Veel regionale bedrijven verlenen ook vervoersdiensten in en rond grote steden alsook in landelijke streken. In het Kansaigebied, meer bepaald rond Ōsaka, vind je naast het JR-netwerk Hankyū- en Hanshinnetwerken tot Kōbe, Hankyū-, Keihan- en Kintetsunetwerken tot Kyōto en verder, Nankailijnen naar het zuiden, alsook metrolijnen in deze drie steden.
Er zijn nog een aantal kleinere privémaatschappijen die maar enkele lijnen uitbaten. Het is dus niet uitzonderlijk dat meerdere bedrijven vervoersdiensten in eenzelfde stad of tussen dezelfde steden verlenen. Naast treinen en metro’s rijden er veel bussen, voor stedelijk vervoer en lange afstanden. In enkele steden meanderen ook monorails waarvan de vaste infrastructuur eenvoudig en beter geschikt is voor een metro-achtige uitbating.

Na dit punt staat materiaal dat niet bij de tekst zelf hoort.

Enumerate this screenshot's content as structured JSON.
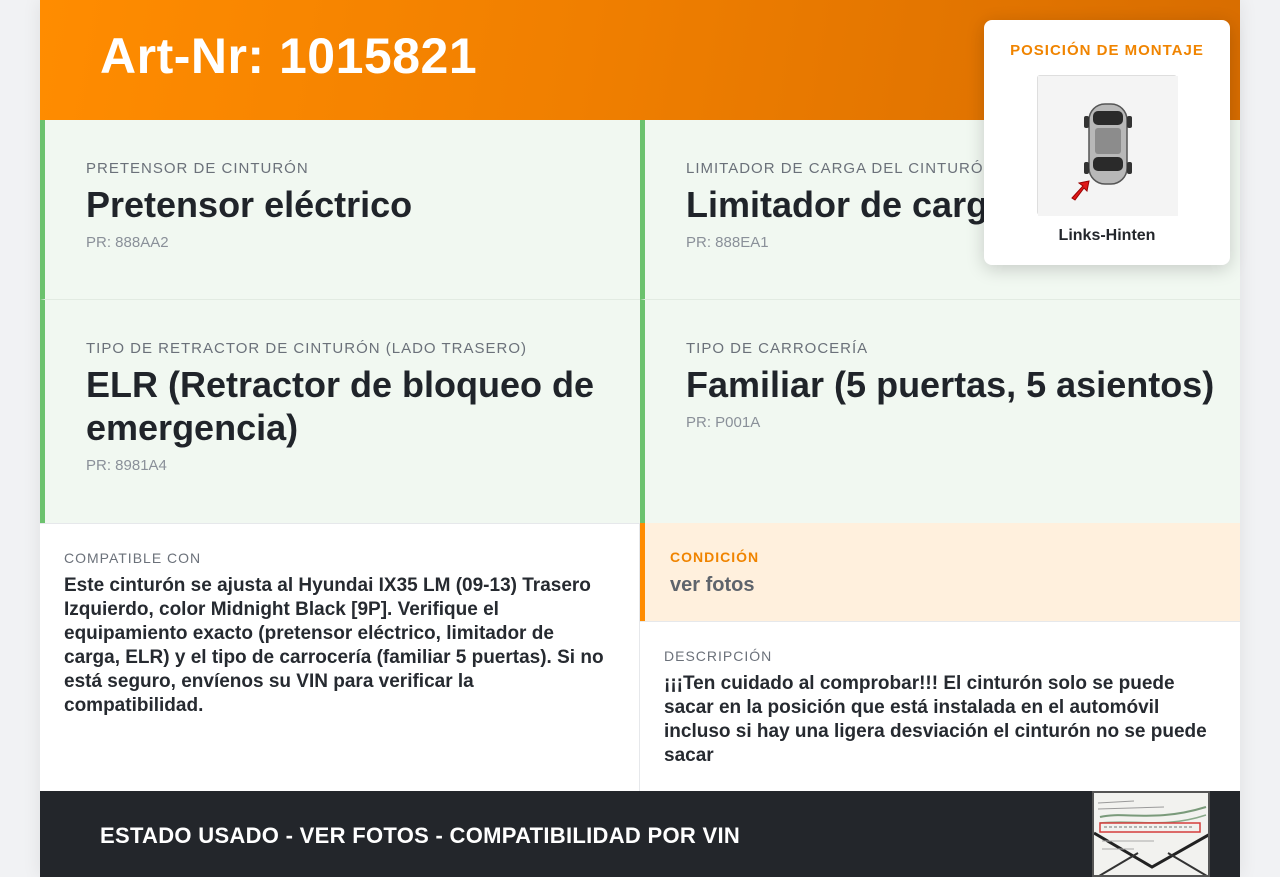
{
  "header": {
    "title": "Art-Nr: 1015821"
  },
  "cards": [
    {
      "label": "PRETENSOR DE CINTURÓN",
      "value": "Pretensor eléctrico",
      "pr": "PR: 888AA2"
    },
    {
      "label": "LIMITADOR DE CARGA DEL CINTURÓN",
      "value": "Limitador de carga",
      "pr": "PR: 888EA1"
    },
    {
      "label": "TIPO DE RETRACTOR DE CINTURÓN (LADO TRASERO)",
      "value": "ELR (Retractor de bloqueo de emergencia)",
      "pr": "PR: 8981A4"
    },
    {
      "label": "TIPO DE CARROCERÍA",
      "value": "Familiar (5 puertas, 5 asientos)",
      "pr": "PR: P001A"
    }
  ],
  "compatible": {
    "label": "COMPATIBLE CON",
    "text": "Este cinturón se ajusta al Hyundai IX35 LM (09-13) Trasero Izquierdo, color Midnight Black [9P]. Verifique el equipamiento exacto (pretensor eléctrico, limitador de carga, ELR) y el tipo de carrocería (familiar 5 puertas). Si no está seguro, envíenos su VIN para verificar la compatibilidad."
  },
  "condition": {
    "label": "CONDICIÓN",
    "value": "ver fotos"
  },
  "description": {
    "label": "DESCRIPCIÓN",
    "text": "¡¡¡Ten cuidado al comprobar!!! El cinturón solo se puede sacar en la posición que está instalada en el automóvil incluso si hay una ligera desviación el cinturón no se puede sacar"
  },
  "footer": {
    "text": "ESTADO USADO - VER FOTOS - COMPATIBILIDAD POR VIN"
  },
  "mounting": {
    "title": "POSICIÓN DE MONTAJE",
    "caption": "Links-Hinten",
    "icon": "car-top-view-icon",
    "marker_color": "#e01818"
  },
  "colors": {
    "accent": "#ff8c00",
    "card_border": "#6cc26e",
    "card_bg": "#f1f8f1",
    "footer_bg": "#23262b"
  }
}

Concurrentie tussen verschillende operatoren is er niet echt: soms delen ze stations, of een of andere kilometer spoorlijn met elkaar, maar vaak volgen ze andere routes en hebben ze andere herkomsten en eindbestemmingen. Complementariteit is dus een beter woord. Zo zijn Ōsaka en Shin-Ōsaka bijvoorbeeld belangrijke JR-stations in Ōsaka van waaruit heel veel treinen naar verschillende richtingen vertrekken, terwijl Umeda en Namba
respectievelijk hoofdstations van de Hankyū- en Nankailijnen in Ōsaka zijn. De keuze wordt vooral bepaald door de nabijheid van het station op het moment van de verplaatsing.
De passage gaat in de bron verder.